Рано утром следующего дня мы распрощались. Андраде, я и восемь носильщиков двинулись на восток, а Гюстав направился в обществе одного вакеро и носильщика из нашей компании в противоположную сторону, обратно в Пильяро.
Спустя несколько часов мы вышли к месту, которое называется Милин. Здесь очень много маленьких холмиков; некоторые считают, что это толас — курганы, и время от времени тут производили раскопки. Насколько мне известно, никому не удалось обнаружить никаких памятников древности. Сам я склонен считать, что эти бугры — во всяком случае, большинство из них — возникли естественным путем. Впрочем, уже вернувшись в Пильяро, я встретил некоего сеньора Серафино Робайо, который уверял, будто может доказать, что милинские холмики — курганного характера. Робайо сделал немало интереснейших археологических находок в районе Пильяро, обнаружил замечательную керамику и даже изделия из меди и золота. Он считает вполне возможным, что и в Льянганати могли сохраниться древние могилы с богатыми кладами инкского и доинкского времени.

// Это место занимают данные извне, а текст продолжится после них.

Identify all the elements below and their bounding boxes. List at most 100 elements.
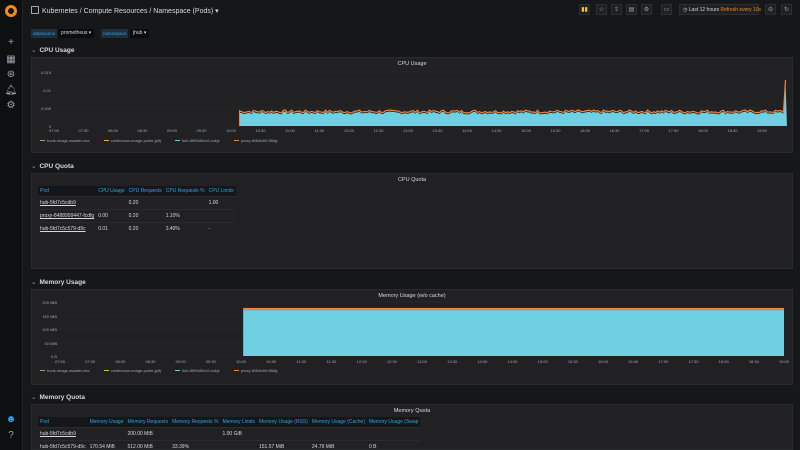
column-header[interactable]: CPU Requests <box>126 186 164 197</box>
zoom-out-icon[interactable]: ⊖ <box>765 4 776 15</box>
settings-gear-icon[interactable]: ⚙ <box>641 4 652 15</box>
x-tick-label: 15:00 <box>537 359 548 364</box>
share-icon[interactable]: ⇪ <box>611 4 622 15</box>
table-cell: - <box>206 222 236 235</box>
table-row: proxy-8488999447-fcdfg 0.00 0.20 1.10% <box>38 209 236 223</box>
table-cell <box>309 427 367 441</box>
column-header[interactable]: Pod <box>38 417 88 428</box>
legend-item[interactable]: hook-image-awaiter-bxx <box>40 368 90 373</box>
column-header[interactable]: CPU Usage <box>96 186 127 197</box>
plus-icon[interactable]: + <box>0 38 22 48</box>
column-header[interactable]: Memory Usage <box>87 417 126 428</box>
legend-label: proxy-6f46b4fd-f5kfg <box>240 368 278 373</box>
row-cpu-usage[interactable]: ⌄ CPU Usage <box>31 46 75 54</box>
table-cell[interactable]: hub-5fd7c5c579-d9c <box>38 440 88 449</box>
legend-item[interactable]: hub-5f6f4d5cc9-zxkjc <box>174 368 220 373</box>
x-tick-label: 16:30 <box>628 359 639 364</box>
refresh-icon[interactable]: ↻ <box>781 4 792 15</box>
legend-item[interactable]: continuous-image-puller-jp5j <box>103 138 161 143</box>
legend-swatch <box>103 140 109 141</box>
panel-title[interactable]: Memory Quota <box>32 408 792 414</box>
alerting-icon[interactable]: 🔔︎ <box>0 86 22 96</box>
table-cell[interactable]: hub-5fd7c5cdb9 <box>38 196 97 210</box>
column-header[interactable]: Memory Requests % <box>170 417 221 428</box>
table-cell: 0.00 <box>96 209 127 223</box>
datasource-variable-label: datasource <box>31 29 58 38</box>
save-icon[interactable]: ▤ <box>626 4 637 15</box>
help-icon[interactable]: ? <box>0 431 22 441</box>
user-icon[interactable]: ☻ <box>0 415 22 425</box>
dashboards-icon[interactable]: ▦ <box>0 55 22 65</box>
legend-item[interactable]: proxy-6f46b4fd-f5kfg <box>233 138 278 143</box>
x-tick-label: 08:00 <box>108 128 119 133</box>
table-cell <box>206 209 236 223</box>
namespace-variable-select[interactable]: jhub ▾ <box>130 29 150 38</box>
x-tick-label: 14:30 <box>507 359 518 364</box>
table-cell: 1.10% <box>163 209 207 223</box>
x-tick-label: 15:30 <box>550 128 561 133</box>
datasource-variable-select[interactable]: prometheus ▾ <box>58 29 95 38</box>
dashboard-title[interactable]: Kubernetes / Compute Resources / Namespa… <box>31 6 219 15</box>
namespace-variable-label: namespace <box>101 29 129 38</box>
row-memory-usage[interactable]: ⌄ Memory Usage <box>31 278 86 286</box>
legend-swatch <box>233 370 239 371</box>
legend-label: hub-5f6f4d5cc9-zxkjc <box>181 138 220 143</box>
x-tick-label: 09:30 <box>205 359 216 364</box>
table-cell: 200.00 MiB <box>125 427 171 441</box>
table-cell[interactable]: hub-5fd7c5c579-d9c <box>38 222 97 235</box>
row-memory-quota[interactable]: ⌄ Memory Quota <box>31 393 85 401</box>
table-row: hub-5fd7c5cdb9 0.20 1.00 <box>38 196 236 210</box>
legend-label: continuous-image-puller-jp5j <box>110 138 161 143</box>
star-icon[interactable]: ☆ <box>596 4 607 15</box>
table-cell: 3.40% <box>163 222 207 235</box>
x-tick-label: 11:30 <box>326 359 337 364</box>
row-cpu-quota[interactable]: ⌄ CPU Quota <box>31 162 74 170</box>
legend-item[interactable]: proxy-6f46b4fd-f5kfg <box>233 368 278 373</box>
grafana-logo[interactable] <box>5 5 17 17</box>
column-header[interactable]: CPU Limits <box>206 186 236 197</box>
panel-title[interactable]: CPU Quota <box>32 177 792 183</box>
table-cell[interactable]: proxy-8488999447-fcdfg <box>38 209 97 223</box>
x-tick-label: 12:30 <box>386 359 397 364</box>
legend-item[interactable]: hook-image-awaiter-bxx <box>40 138 90 143</box>
table-cell: 1.00 GiB <box>220 427 257 441</box>
x-tick-label: 17:30 <box>668 128 679 133</box>
x-tick-label: 11:00 <box>285 128 295 133</box>
explore-icon[interactable]: ⊛ <box>0 70 22 80</box>
x-tick-label: 11:00 <box>296 359 307 364</box>
legend-item[interactable]: hub-5f6f4d5cc9-zxkjc <box>174 138 220 143</box>
legend-label: hub-5f6f4d5cc9-zxkjc <box>181 368 220 373</box>
table-cell: 0.20 <box>126 209 164 223</box>
legend-label: proxy-6f46b4fd-f5kfg <box>240 138 278 143</box>
legend-label: continuous-image-puller-jp5j <box>110 368 161 373</box>
panel-add-icon[interactable]: ▮▮ <box>579 4 590 15</box>
column-header[interactable]: Pod <box>38 186 97 197</box>
time-picker[interactable]: ◷ Last 12 hours Refresh every 10s <box>679 4 761 15</box>
table-cell[interactable]: hub-5fd7c5cdb9 <box>38 427 88 441</box>
table-cell <box>170 427 221 441</box>
legend-item[interactable]: continuous-image-puller-jp5j <box>103 368 161 373</box>
memory-series-proxy <box>243 307 784 311</box>
x-tick-label: 18:00 <box>698 128 709 133</box>
memory-series-hub <box>243 310 784 356</box>
column-header[interactable]: Memory Limits <box>220 417 257 428</box>
table-cell <box>87 427 126 441</box>
x-tick-label: 09:00 <box>167 128 178 133</box>
dashboard-grid-icon <box>31 6 39 14</box>
chevron-down-icon: ⌄ <box>31 279 37 286</box>
column-header[interactable]: CPU Requests % <box>163 186 207 197</box>
column-header[interactable]: Memory Usage (RSS) <box>257 417 310 428</box>
column-header[interactable]: Memory Usage (Cache) <box>309 417 367 428</box>
cpu-legend: hook-image-awaiter-bxx continuous-image-p… <box>40 138 291 143</box>
tv-mode-icon[interactable]: ▭ <box>661 4 672 15</box>
table-cell: 151.57 MiB <box>257 440 310 449</box>
table-cell: 0.01 <box>96 222 127 235</box>
x-tick-label: 07:30 <box>85 359 96 364</box>
column-header[interactable]: Memory Usage (Swap <box>366 417 421 428</box>
legend-swatch <box>40 140 45 141</box>
gear-icon[interactable]: ⚙︎ <box>0 101 22 111</box>
table-row: hub-5fd7c5c579-d9c 170.54 MiB 512.00 MiB 33… <box>38 440 421 449</box>
column-header[interactable]: Memory Requests <box>125 417 171 428</box>
legend-label: hook-image-awaiter-bxx <box>47 138 90 143</box>
table-cell: 0.20 <box>126 222 164 235</box>
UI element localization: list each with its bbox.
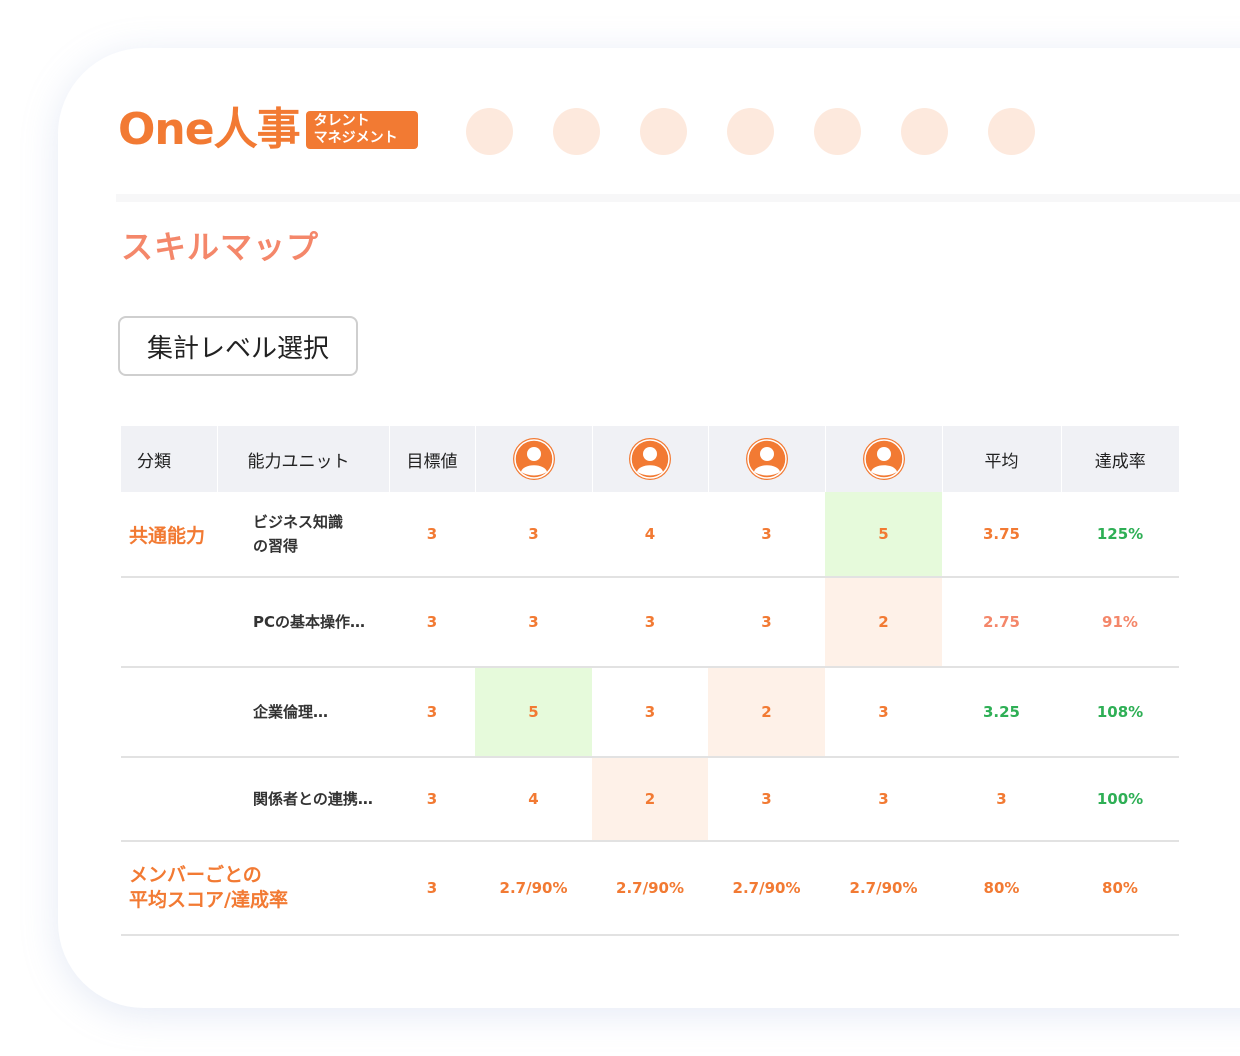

Робайо неоднократно раскапывал холмы Милина и уверяет, что наткнулся в одном случае на помещение, выложенное каменными плитами. На полу лежал пепел; отсюда Робайо заключил, что это могила, притом могила вождя, и надеялся обнаружить золотые предметы. Однако все его дальнейшие поиски были напрасными. Совсем недавно я получил от него известие, что он пока еще не добрался до клада.